Wednesday, September 8, 2021

High-intensity, quicker rehab boosts stroke recovery, analysis shows

And I bet survivors would boost recovery even more by saving billions of neurons in the first week. Ask your doctor why the fuck they did nothing to save those neurons.

You're allowing billions of neurons to die in the first week because absolutely nothing has been done to solve the 5 causes of the neuronal cascade of death in the first week.

High-intensity, quicker rehab boosts stroke recovery, analysis shows

Stroke patients who take part in a high-intensity, early-start rehabilitation program show greater recovery than those receiving low-intensity rehab, according to an analysis by researchers in London and Barcelona. Their results suggest that the standard of care for stroke patients offered by many healthcare systems should be reevaluated. 

Researchers compared the results of two independent rehabilitation studies involving a total of 455 stroke patients who had lost some motor function in their arms.
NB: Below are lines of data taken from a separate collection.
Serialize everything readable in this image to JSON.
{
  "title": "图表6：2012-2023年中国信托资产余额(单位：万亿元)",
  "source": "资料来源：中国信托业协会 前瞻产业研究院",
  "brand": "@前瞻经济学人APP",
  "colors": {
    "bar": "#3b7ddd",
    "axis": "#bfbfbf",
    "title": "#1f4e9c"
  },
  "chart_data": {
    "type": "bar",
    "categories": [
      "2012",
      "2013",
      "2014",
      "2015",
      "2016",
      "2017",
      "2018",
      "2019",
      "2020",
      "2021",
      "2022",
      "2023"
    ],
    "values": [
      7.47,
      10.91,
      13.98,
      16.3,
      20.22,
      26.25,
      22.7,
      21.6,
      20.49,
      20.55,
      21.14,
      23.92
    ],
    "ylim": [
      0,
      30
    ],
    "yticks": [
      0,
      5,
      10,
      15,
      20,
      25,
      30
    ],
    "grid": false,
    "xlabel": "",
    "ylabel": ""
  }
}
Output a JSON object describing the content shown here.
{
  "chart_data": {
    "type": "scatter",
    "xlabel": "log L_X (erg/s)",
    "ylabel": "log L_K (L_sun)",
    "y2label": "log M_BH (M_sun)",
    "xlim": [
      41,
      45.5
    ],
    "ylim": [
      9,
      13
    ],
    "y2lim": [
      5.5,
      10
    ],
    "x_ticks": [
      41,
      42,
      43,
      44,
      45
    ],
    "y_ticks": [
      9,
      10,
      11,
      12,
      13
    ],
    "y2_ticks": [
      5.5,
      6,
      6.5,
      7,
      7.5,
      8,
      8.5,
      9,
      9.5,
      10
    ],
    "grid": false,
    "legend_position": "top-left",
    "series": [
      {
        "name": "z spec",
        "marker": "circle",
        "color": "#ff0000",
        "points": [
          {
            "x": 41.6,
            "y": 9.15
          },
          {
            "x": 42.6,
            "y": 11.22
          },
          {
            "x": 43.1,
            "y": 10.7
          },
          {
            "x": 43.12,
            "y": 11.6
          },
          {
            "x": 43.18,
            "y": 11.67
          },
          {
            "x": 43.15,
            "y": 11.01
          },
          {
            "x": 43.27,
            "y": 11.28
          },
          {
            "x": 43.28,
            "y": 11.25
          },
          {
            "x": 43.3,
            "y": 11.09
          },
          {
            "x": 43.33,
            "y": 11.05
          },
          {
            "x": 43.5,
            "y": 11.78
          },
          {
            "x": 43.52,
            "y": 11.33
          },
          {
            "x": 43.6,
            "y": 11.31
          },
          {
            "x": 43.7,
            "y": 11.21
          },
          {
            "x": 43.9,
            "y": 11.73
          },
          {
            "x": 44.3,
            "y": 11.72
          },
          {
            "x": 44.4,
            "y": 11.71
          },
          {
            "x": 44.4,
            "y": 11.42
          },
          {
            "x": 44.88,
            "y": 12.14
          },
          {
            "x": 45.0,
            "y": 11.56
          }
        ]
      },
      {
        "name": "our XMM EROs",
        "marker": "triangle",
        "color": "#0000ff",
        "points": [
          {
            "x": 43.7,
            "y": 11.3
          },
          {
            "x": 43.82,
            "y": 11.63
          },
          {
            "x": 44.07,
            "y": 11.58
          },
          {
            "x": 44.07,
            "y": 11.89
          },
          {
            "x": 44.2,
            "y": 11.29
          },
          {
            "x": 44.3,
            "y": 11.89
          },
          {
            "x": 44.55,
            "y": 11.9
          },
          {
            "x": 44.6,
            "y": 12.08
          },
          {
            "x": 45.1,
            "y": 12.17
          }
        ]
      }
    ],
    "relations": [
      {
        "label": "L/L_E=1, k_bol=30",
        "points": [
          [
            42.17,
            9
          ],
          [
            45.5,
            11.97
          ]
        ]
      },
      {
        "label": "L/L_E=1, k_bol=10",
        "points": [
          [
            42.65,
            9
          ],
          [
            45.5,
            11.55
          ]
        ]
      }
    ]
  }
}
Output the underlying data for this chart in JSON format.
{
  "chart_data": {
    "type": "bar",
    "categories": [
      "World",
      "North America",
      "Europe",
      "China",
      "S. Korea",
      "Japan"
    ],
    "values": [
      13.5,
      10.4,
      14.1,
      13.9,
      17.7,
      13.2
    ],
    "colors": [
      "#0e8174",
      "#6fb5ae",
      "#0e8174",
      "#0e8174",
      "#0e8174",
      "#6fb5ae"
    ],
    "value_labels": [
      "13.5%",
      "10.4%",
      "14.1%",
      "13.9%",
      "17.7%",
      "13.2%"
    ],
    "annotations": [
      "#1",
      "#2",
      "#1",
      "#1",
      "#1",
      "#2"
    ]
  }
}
In the first study, UCL’s Queen Square Upper Limb Neurorehabilitation program offered patients three weeks of six-hour-a-day therapy — approximately 90 hours in total. In the second study, the Institute for Bioengineering of Catalonia’s Rehabilitation Gaming System offered patients 20 to 30 minutes a day of therapy for between three and 12 weeks, or 7.5 hours to 30 hours in total.

After measuring each patient’s improvement rate per week relative to their respective recovery potential, results showed that the recovery of those who received six hours of therapy per day was significantly greater than those who received just 20 to 30 minutes. These findings also backed up previous studies showing that the advantages of rehabilitation decrease the later that therapy starts following a stroke. Despite this, researchers observed that the benefits of receiving high-intensity therapy were enough to overcome the detrimental effects of starting late.

Current healthcare guidelines in many parts of the world still dictate that rehabilitation should not begin too early after a stroke, that the duration of each individual session should be short, and that patients should be discharged early, the study authors noted. They also predicted that patients who received high-intensity therapy would have shown even greater improvements if the duration of their program had gone longer than their weeks. 

“Many protocols follow a three-to-six-month window of recovery, but we believe that it could actually be much longer than that — perhaps even years,” concluded study author Belén Rubio Ballester with IBEC.

Full findings are published in the Journal of Neurology, Neurosurgery & Psychiatry.